Yesterday was a good day for snorkelling at the Ogden Point Breakwater in Victoria, BC. The sun was shining and the iconic artificial structure provided shelter from the cold wind so the surface was calm. The vertical visibility from the surface was about 5 metres, which is typical for this time of year. After some dives I struggle to find even a single decent photo but this was one of my most productive sessions.
This video shows what to expect when you first take a look below the surface.
This one shows a white-spotted anemone. Normally anemones look best when their tentacles are fully extended but I am glad that this specimen had them retracted because it allowed the distinctive white spots of the column to be seen easily.
The video illustrates one of the difficulties of capturing images while snorkelling. The anemone was one of those photographic subjects that was too deep to get a good image of with the camera held at arm’s length from the surface but also too shallow to dive down to. I was able to get close to it for very brief periods by being inverted but kicking to hold myself down was largely futile because the tips of my fins were mostly flapping in the air.
In contrast, both this six-armed star and the chiton were less than 1 metre below the surface.
When people ask “Did you see any fish?” my answer is usually “Yes.” with this being a typical example. Some more solitary fish like “ling cod” are larger but are also common at the breakwater. Within the next few months I expect to see some very large schools of “bait fish”.
One of the things that makes the Ogden Point Breakwater such a good place to see marine life is the way it was built with large stone blocks that have gaps between them. Those spaces are the best places to look for life because the shelter they provide makes them a safer habitat for many creatures. A common routine for exploring the breakwater is to simply swim along and peek into every crevice you find.
The small fish in this video is taking the need for shelter one step further by hiding between urchins that are themselves living in a gap between blocks.
This video shows a nudibranch. The suborder is Doridina but I am not going to identify it more specifically than that. Whenever I upload a photo of a dorid nudibranch to iNaturalist it seems that someone who knows more than I do comes along and explains why the species is something similar to but different from what I thought it was so I change my identification to what that person says. Then someone else, apparently equally qualified, comes along and says that my original identification was correct. They also explain their reasoning. Since I am in no way qualified to side with one or the other in such situations, I just don’t bother any more.
I am pretty confident that this one is a blood star. It feeds primarily on sponges.

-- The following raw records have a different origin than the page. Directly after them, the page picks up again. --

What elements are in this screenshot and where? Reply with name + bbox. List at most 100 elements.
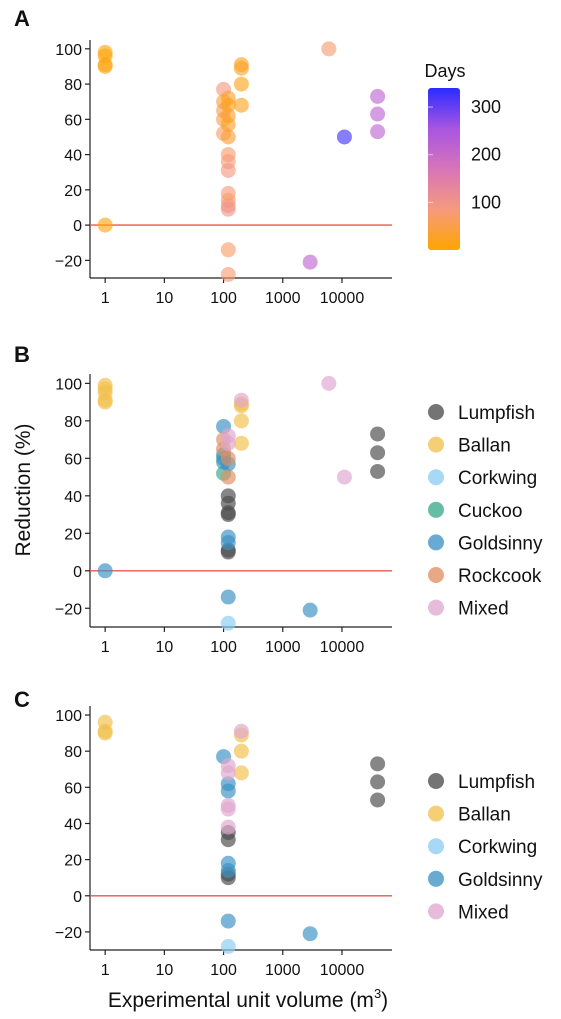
data-point (220, 266, 236, 282)
x-tick-label: 1000 (265, 290, 301, 307)
x-tick-label: 1000 (265, 962, 301, 979)
legend-marker (428, 903, 444, 920)
legend-marker (428, 805, 444, 822)
legend-marker (428, 870, 444, 887)
data-point (220, 242, 236, 258)
data-point (370, 774, 386, 790)
data-point (370, 463, 386, 479)
data-point (220, 832, 236, 848)
x-tick-label: 1000 (265, 639, 301, 656)
data-point (302, 602, 318, 618)
x-tick-label: 10 (155, 290, 173, 307)
data-point (220, 765, 236, 781)
legend-marker (428, 599, 444, 616)
data-point (370, 88, 386, 104)
data-point (370, 792, 386, 808)
legend-label: Corkwing (458, 468, 537, 489)
panel-label: A (14, 6, 30, 31)
data-point (97, 725, 113, 741)
data-point (220, 535, 236, 551)
data-point (97, 394, 113, 410)
colorbar-tick-label: 300 (471, 97, 501, 117)
colorbar-title: Days (424, 61, 465, 81)
y-tick-label: 80 (64, 744, 82, 761)
data-point (302, 926, 318, 942)
y-tick-label: 100 (55, 708, 82, 725)
x-tick-label: 1 (101, 962, 110, 979)
x-axis-label-main: Experimental unit volume (m (108, 989, 374, 1012)
data-point (233, 765, 249, 781)
legend-label: Ballan (458, 436, 511, 457)
x-tick-label: 10000 (320, 290, 365, 307)
data-point (370, 106, 386, 122)
y-tick-label: 100 (55, 376, 82, 393)
data-point (233, 743, 249, 759)
data-point (233, 76, 249, 92)
legend-label: Corkwing (458, 837, 537, 858)
y-tick-label: 20 (64, 183, 82, 200)
x-axis-label: Experimental unit volume (m3) (108, 986, 388, 1012)
x-axis-label-superscript: 3 (374, 986, 381, 1001)
data-point (220, 117, 236, 133)
panels: A −20 0 20 40 60 80 100 1 10 100 1000 10000 Days 100 20… (14, 6, 543, 979)
data-point (370, 124, 386, 140)
x-tick-label: 1 (101, 639, 110, 656)
data-point (370, 445, 386, 461)
legend-marker (428, 534, 444, 551)
data-point (233, 97, 249, 113)
legend-label: Goldsinny (458, 533, 543, 554)
y-tick-label: −20 (55, 601, 82, 618)
data-point (336, 129, 352, 145)
data-point (220, 469, 236, 485)
data-point (321, 375, 337, 391)
legend-marker (428, 567, 444, 583)
legend-label: Lumpfish (458, 403, 535, 424)
y-tick-label: 20 (64, 526, 82, 543)
data-point (220, 435, 236, 451)
legend-label: Goldsinny (458, 870, 543, 891)
data-point (370, 756, 386, 772)
panel-label: B (14, 342, 30, 367)
legend-marker (428, 501, 444, 518)
data-point (233, 723, 249, 739)
data-point (220, 819, 236, 835)
y-tick-label: 80 (64, 77, 82, 94)
y-axis-label: Reduction (%) (12, 423, 35, 556)
data-point (220, 129, 236, 145)
y-tick-label: 80 (64, 414, 82, 431)
y-tick-label: 60 (64, 451, 82, 468)
x-axis-label-end: ) (381, 989, 388, 1012)
x-tick-label: 10 (155, 962, 173, 979)
data-point (302, 254, 318, 270)
data-point (220, 801, 236, 817)
colorbar-tick-label: 100 (471, 192, 501, 212)
legend-label: Mixed (458, 599, 509, 620)
data-point (220, 938, 236, 954)
data-point (220, 589, 236, 605)
legend-marker (428, 404, 444, 420)
y-tick-label: 40 (64, 489, 82, 506)
legend-label: Rockcook (458, 566, 542, 587)
x-tick-label: 1 (101, 290, 110, 307)
data-point (220, 450, 236, 466)
data-point (220, 162, 236, 178)
y-tick-label: 0 (73, 218, 82, 235)
data-point (233, 413, 249, 429)
y-tick-label: 100 (55, 42, 82, 59)
y-tick-label: 60 (64, 112, 82, 129)
data-point (97, 563, 113, 579)
data-point (220, 913, 236, 929)
colorbar-tick-label: 200 (471, 145, 501, 165)
x-tick-label: 10000 (320, 639, 365, 656)
legend-marker (428, 773, 444, 789)
data-point (97, 58, 113, 74)
x-tick-label: 100 (210, 962, 237, 979)
x-tick-label: 100 (210, 290, 237, 307)
y-tick-label: 40 (64, 148, 82, 165)
data-point (220, 97, 236, 113)
panel-c: C −20 0 20 40 60 80 100 1 10 100 1000 10000 Lumpfish B… (14, 687, 543, 979)
data-point (370, 426, 386, 442)
data-point (321, 41, 337, 57)
y-tick-label: −20 (55, 925, 82, 942)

The blood star in this video is not solid orange like the previous one but the white area at the centre does not include the entire disk the way the one in my previous blog post does.
What looks like a branching pale violet plant is a locally common hydrocoral. It is present in most of these videos. This one just happens to give a good view of its segments at the very end when the video stops.
This video gives a better view of hydrocoral in general.
My best guess is that this is a fish-eating anemone but it would be easier to ID with a better side view of the column.
This video just shows multiple species living close together.
I originally described this as a case of a sponge living on the back of a hermit crab in a mutually beneficial relationship. Then my friend Sara, author of Snorkelling Adventures Around Vancouver Island and the Gulf Islands: The Ultimate Guide, pointed out that is a much less common baby Puget Sound king crab.